I have the following system of 3 equations and 3 unknowns: $$c_{0} = \frac{x_0}{x_0 + x_1},\ \ c_{1} = \frac{x_1}{x_1 + x_2},\ \ \ c_{2} = \frac{x_2}{x_2 + x_0},$$ where $c_i\!\in\!(0,1)$ are known and $x_i > 0$ are unknown. This is described by the system $\textbf{A}\textbf{x}=\textbf{0}$, where
$$\mathbf{A}=\left[\begin{matrix}(c_0-1)& c_0 & 0 \\ 0 & (c_1-1) & c_1 \\ c_2 & 0 & (c_2-1) \end{matrix}\right]\ \ \text{ and }\ \ \textbf{x}=\left[\begin{matrix}x_0 \\ x_1 \\ x_2 \end{matrix}\right]$$
I initially posted here: Can some advise me on how to solve this system of equations? , hoping to get some advice on finding a basis for the nullspace of $\textbf{A}$. But it turns out that in the general case, only the trivial solution, $\textbf{x}=\textbf{0}$, holds. This means that, for the given conditions for $c_i$ and $x_i$ above, there is no exact solution. Therefore, I want to reformulate my problem to the following: Given the system $\textbf{A}\textbf{x}=\textbf{b}$, compute $\textbf{x}$ such that $|\!|\textbf{b}|\!|$ is minimised.

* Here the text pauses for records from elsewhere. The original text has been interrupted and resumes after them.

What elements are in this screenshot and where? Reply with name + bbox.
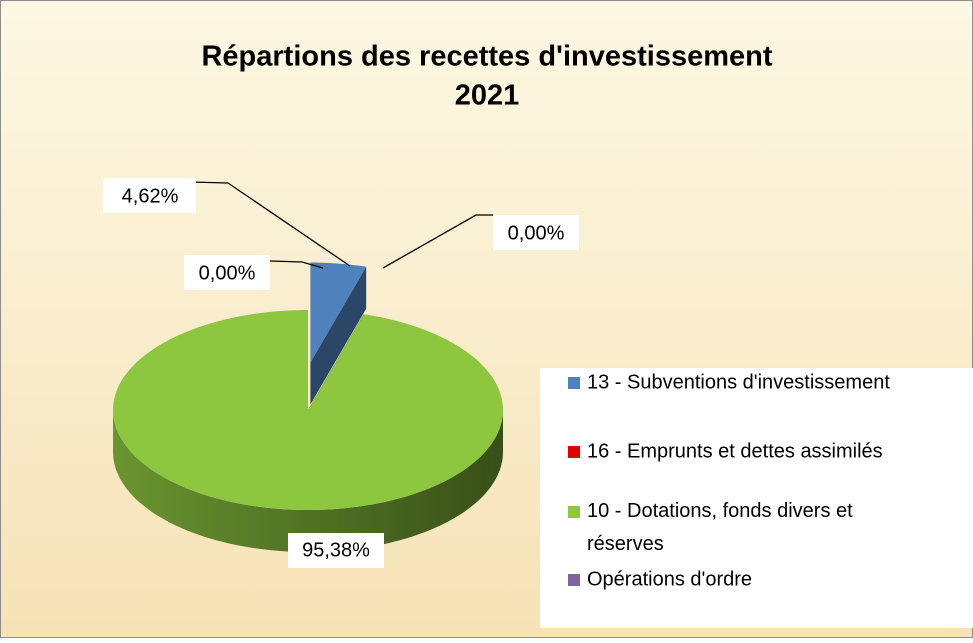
leader-line	[189, 181, 351, 267]
chart-subtitle: 2021	[455, 80, 520, 112]
legend-line: 10 - Dotations, fonds divers et	[587, 500, 853, 522]
legend-swatch	[568, 446, 580, 458]
slice-wall	[310, 266, 367, 405]
legend-swatch	[568, 377, 580, 389]
label-box	[184, 255, 270, 290]
leader-lines	[189, 181, 493, 269]
legend-label: 10 - Dotations, fonds divers et réserves	[587, 500, 853, 555]
legend-swatch	[568, 574, 580, 586]
data-label: 0,00%	[508, 222, 565, 244]
legend-swatch	[568, 506, 580, 518]
slice-side	[310, 266, 367, 405]
legend-label: 16 - Emprunts et dettes assimilés	[587, 440, 883, 462]
legend-items: 13 - Subventions d'investissement 16 - Em…	[568, 371, 890, 590]
legend-label: Opérations d'ordre	[587, 568, 752, 590]
pie-slice	[310, 262, 367, 363]
slice-rim	[113, 410, 503, 552]
label-box	[288, 533, 384, 568]
data-label: 95,38%	[302, 539, 370, 561]
label-box	[493, 215, 579, 250]
legend-label: 13 - Subventions d'investissement	[587, 371, 890, 393]
data-label: 0,00%	[199, 262, 256, 284]
data-label: 4,62%	[122, 185, 179, 207]
legend	[540, 368, 973, 628]
pie	[113, 262, 503, 552]
pie-slice	[113, 310, 503, 510]
leader-line	[269, 260, 324, 269]
leader-line	[382, 214, 493, 269]
chart-title: Répartions des recettes d'investissement	[201, 41, 772, 73]
label-box	[103, 178, 196, 213]
legend-line: réserves	[587, 533, 664, 555]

Can anyone give me advice on how to solve the above minimisation problem?
p.s. It was pointed out to me by @brenderson that the above reformulation is meaningless. Therefore, my question now is: how do I reformulate the "exact" system above in such a way that I can get the "best possible" numerical solution for $\textbf{x}$? I am no longer sure how to formulate this mathematically.

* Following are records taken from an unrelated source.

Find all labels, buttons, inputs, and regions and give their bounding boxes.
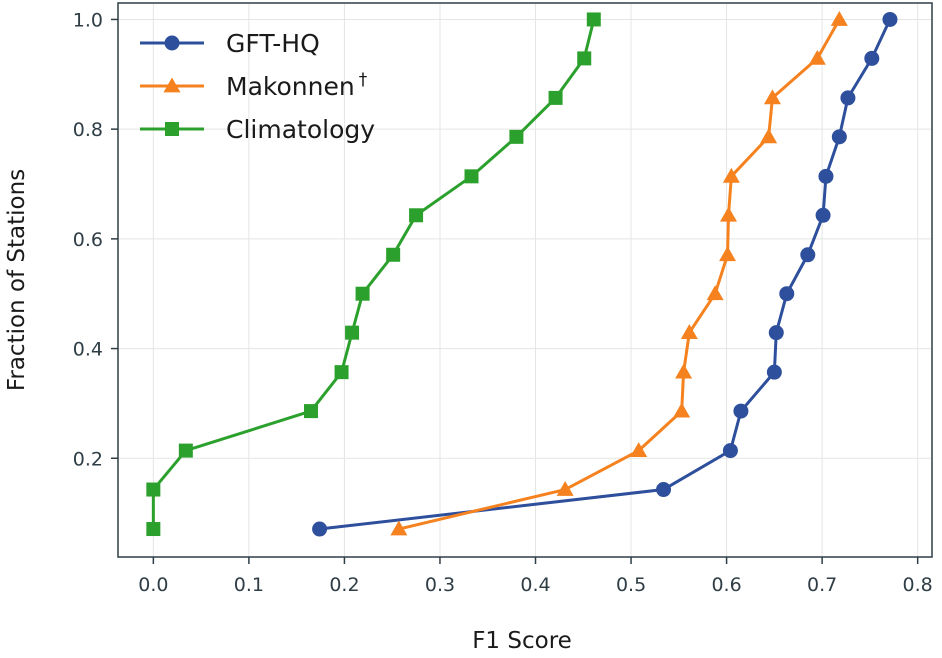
series-layer	[146, 10, 898, 537]
data-point-gft-hq	[815, 207, 831, 223]
data-point-gft-hq	[882, 11, 898, 27]
data-point-makonnen	[630, 442, 648, 457]
legend-label: GFT-HQ	[226, 29, 320, 58]
data-point-makonnen	[763, 89, 781, 105]
x-tick-label: 0.0	[138, 574, 168, 596]
legend: GFT-HQ Makonnen † Climatology	[140, 29, 375, 144]
data-point-gft-hq	[766, 364, 782, 380]
data-point-climatology	[509, 129, 524, 144]
x-tick-label: 0.5	[616, 574, 646, 596]
data-point-climatology	[464, 169, 479, 184]
data-point-gft-hq	[768, 325, 784, 341]
x-tick-label: 0.2	[329, 574, 359, 596]
data-point-makonnen	[390, 520, 408, 536]
data-point-climatology	[334, 365, 349, 380]
data-point-climatology	[586, 12, 601, 27]
data-point-gft-hq	[840, 90, 856, 106]
x-tick-label: 0.7	[807, 574, 837, 596]
data-point-makonnen	[722, 167, 740, 183]
data-point-makonnen	[675, 363, 693, 379]
data-point-makonnen	[760, 128, 778, 144]
y-tick-label: 1.0	[73, 9, 103, 31]
data-point-climatology	[178, 443, 193, 458]
data-point-gft-hq	[312, 521, 328, 537]
plot-frame	[117, 2, 933, 558]
data-point-gft-hq	[800, 247, 816, 263]
data-point-climatology	[146, 482, 161, 497]
legend-label: Makonnen †	[226, 70, 368, 101]
legend-item-climatology: Climatology	[140, 115, 375, 144]
legend-item-gft-hq: GFT-HQ	[140, 29, 320, 58]
data-point-climatology	[577, 51, 592, 66]
series-makonnen	[390, 10, 848, 536]
data-point-climatology	[409, 208, 424, 223]
data-point-makonnen	[673, 402, 691, 418]
series-line-makonnen	[398, 18, 841, 531]
data-point-climatology	[355, 286, 370, 301]
data-point-makonnen	[719, 246, 737, 262]
y-tick-label: 0.8	[73, 119, 103, 141]
x-tick-label: 0.3	[425, 574, 455, 596]
series-climatology	[146, 12, 601, 537]
legend-label: Climatology	[226, 115, 375, 144]
data-point-climatology	[345, 325, 360, 340]
data-point-makonnen	[808, 49, 826, 65]
x-axis: 0.0 0.1 0.2 0.3 0.4 0.5 0.6 0.7 0.8	[138, 557, 933, 596]
x-axis-label: F1 Score	[472, 628, 572, 654]
y-tick-label: 0.4	[73, 339, 103, 361]
legend-marker	[164, 35, 180, 51]
data-point-makonnen	[680, 324, 698, 340]
data-point-gft-hq	[864, 50, 880, 66]
data-point-gft-hq	[831, 129, 847, 145]
x-tick-label: 0.8	[903, 574, 933, 596]
data-point-climatology	[386, 247, 401, 262]
legend-item-makonnen: Makonnen †	[140, 70, 368, 101]
data-point-makonnen	[720, 206, 737, 222]
data-point-makonnen	[556, 481, 574, 496]
y-tick-label: 0.2	[73, 448, 103, 470]
data-point-gft-hq	[818, 168, 834, 184]
data-point-gft-hq	[656, 482, 672, 498]
x-tick-label: 0.1	[234, 574, 264, 596]
series-gft-hq	[312, 11, 898, 537]
y-axis: 0.2 0.4 0.6 0.8 1.0	[73, 9, 118, 470]
legend-marker	[165, 122, 179, 136]
y-tick-label: 0.6	[73, 229, 103, 251]
data-point-gft-hq	[779, 286, 795, 302]
data-point-climatology	[303, 404, 318, 419]
legend-marker	[163, 77, 181, 93]
data-point-gft-hq	[722, 443, 738, 459]
x-tick-label: 0.4	[520, 574, 550, 596]
data-point-makonnen	[830, 10, 848, 26]
y-axis-label: Fraction of Stations	[4, 169, 30, 391]
data-point-gft-hq	[733, 403, 749, 419]
data-point-climatology	[146, 522, 161, 537]
data-point-climatology	[548, 90, 563, 105]
x-tick-label: 0.6	[711, 574, 741, 596]
data-point-makonnen	[706, 285, 724, 301]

Not sure exactly what you want - but here is one approach : You can try to minimize $A \mathbf{x}$ for $\mathbf{x}$ of a fixed norm. When $A$ has a nontrivial kernel, this will give you $\mathbf{x}$ of the given norm living inside the null-space. If $A$ is nonsingular, then actually you are solving:
$$\mathbf{x} \quad \text{ that minimizes } \quad \frac{\|A \mathbf{x}\|}{\|\mathbf{x}\|}$$
Note however that such an $\mathbf{x}$ also has the property that:
$$\mathbf{y} = A\mathbf{x} \quad \text{ maximises } \quad \frac{\|A^{-1} \mathbf{y} \|}{\|\mathbf{y}\|}$$
This sort of problem is pretty much determining matrix norm of $A^{-1}$:
$$\| A^{-1} \| = \text{sup}\{\|A^{-1} y \| : y \in K^n \text{ with } \|y\|=1\}$$
and for different norms there are different results. In the case of the $L^2$ norm (euclidean-distance), the operator norm $\|A^{-1}\|_2$ coincides with the spectral norm (see proof here for example) - and the value of $\mathbf{y}$ you want lives in the eigenspace of the largest eigenvalue of $(A^{-1})^T A^{-1}$, which is something you can compute for your explicit example.